During winter intersession, Johns Hopkins economics offers Wall Street Today. It’s an opportunity for students, alumni, and other members of the Hopkins finance community to hear from industry leaders and to connect in small groups. Recent speakers have included Jeff Raider ’03, cofounder of Warby Parker; J.P. Morgan executive Carlos Hernandez; and hedge fund manager Philippe Laffont. Virtual for the last two years, the popular event is typically held in New York.
Last year, Sean McGrath ’16 led a big initiative to enhance her firm’s ESG program. These increasingly popular environmental, social, and governance criteria are used to make greener, more socially responsible investments. The approach can be a hard sell because it often involves upfront costs. But, McGrath uses her modeling skills to demonstrate the longer-term benefits.

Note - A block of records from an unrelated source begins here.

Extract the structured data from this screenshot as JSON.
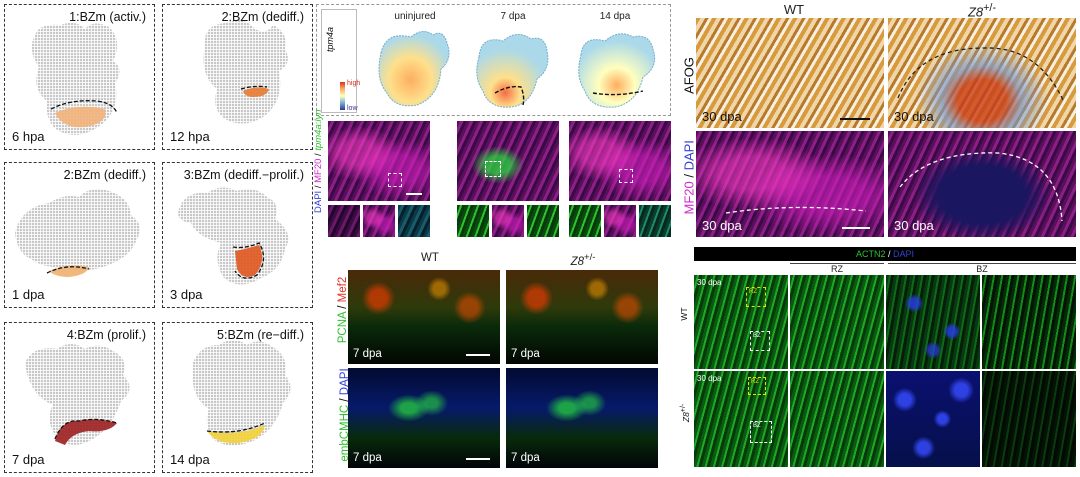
{
  "panelA": {
    "panels": [
      {
        "title": "1:BZm (activ.)",
        "time": "6 hpa",
        "accent": "#f2b27a"
      },
      {
        "title": "2:BZm (dediff.)",
        "time": "12 hpa",
        "accent": "#e77a33"
      },
      {
        "title": "2:BZm (dediff.)",
        "time": "1 dpa",
        "accent": "#f0b070"
      },
      {
        "title": "3:BZm (dediff.−prolif.)",
        "time": "3 dpa",
        "accent": "#e0561f"
      },
      {
        "title": "4:BZm (prolif.)",
        "time": "7 dpa",
        "accent": "#9e1f1f"
      },
      {
        "title": "5:BZm (re−diff.)",
        "time": "14 dpa",
        "accent": "#f3d23a"
      }
    ]
  },
  "panelB": {
    "gene": "tpm4a",
    "columns": [
      "uninjured",
      "7 dpa",
      "14 dpa"
    ],
    "legend": {
      "high": "high",
      "low": "low"
    },
    "stain_label_parts": [
      "DAPI",
      " / ",
      "MF20",
      " / ",
      "tpm4a",
      ":",
      "lyn"
    ]
  },
  "panelC": {
    "columns": [
      "WT",
      "Z8",
      "+/-"
    ],
    "row1_label": [
      "PCNA",
      " / ",
      "Mef2"
    ],
    "row2_label": [
      "embCMHC",
      " / ",
      "DAPI"
    ],
    "time": "7 dpa"
  },
  "panelD": {
    "columns": [
      "WT",
      "Z8",
      "+/-"
    ],
    "row1_label": "AFOG",
    "row2_label": [
      "MF20",
      " / ",
      "DAPI"
    ],
    "time": "30 dpa"
  },
  "panelE": {
    "header": [
      "ACTN2",
      " / ",
      "DAPI"
    ],
    "subheaders": [
      "RZ",
      "BZ"
    ],
    "rows": [
      "WT",
      "Z8"
    ],
    "row_sup": "+/-",
    "time": "30 dpa",
    "roi_labels": [
      "RZ",
      "BZ"
    ]
  },
  "colors": {
    "grid": "#c8c8c8",
    "magenta": "#d02ad0",
    "green": "#2fbf2f",
    "red": "#e0322a",
    "blue": "#3340d8"
  }
}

“I think there is a real understanding, especially today, that for a business to be enduring, it needs to appropriately consider and act upon the best interests of all of its stakeholders, not just its shareholders,” she says.
An economics brain
After double-majoring in economics and public health, Jeremy Costin ’21 is completing a master’s in health science degree in global health economics at Hopkins’ Bloomberg School of Public Health. Without his econ background, he says he likely would have missed important angles in his public health work. For example, he might have thought banning cigarettes would be an effective solution to an issue like smoking.
“Now, with my economics brain, I know that what’s much more feasible and will actually work are things like increasing taxes and creating more incentives to quit,” he says. “If you do any type of public health project, you need the economist there to figure out how people are going to react.”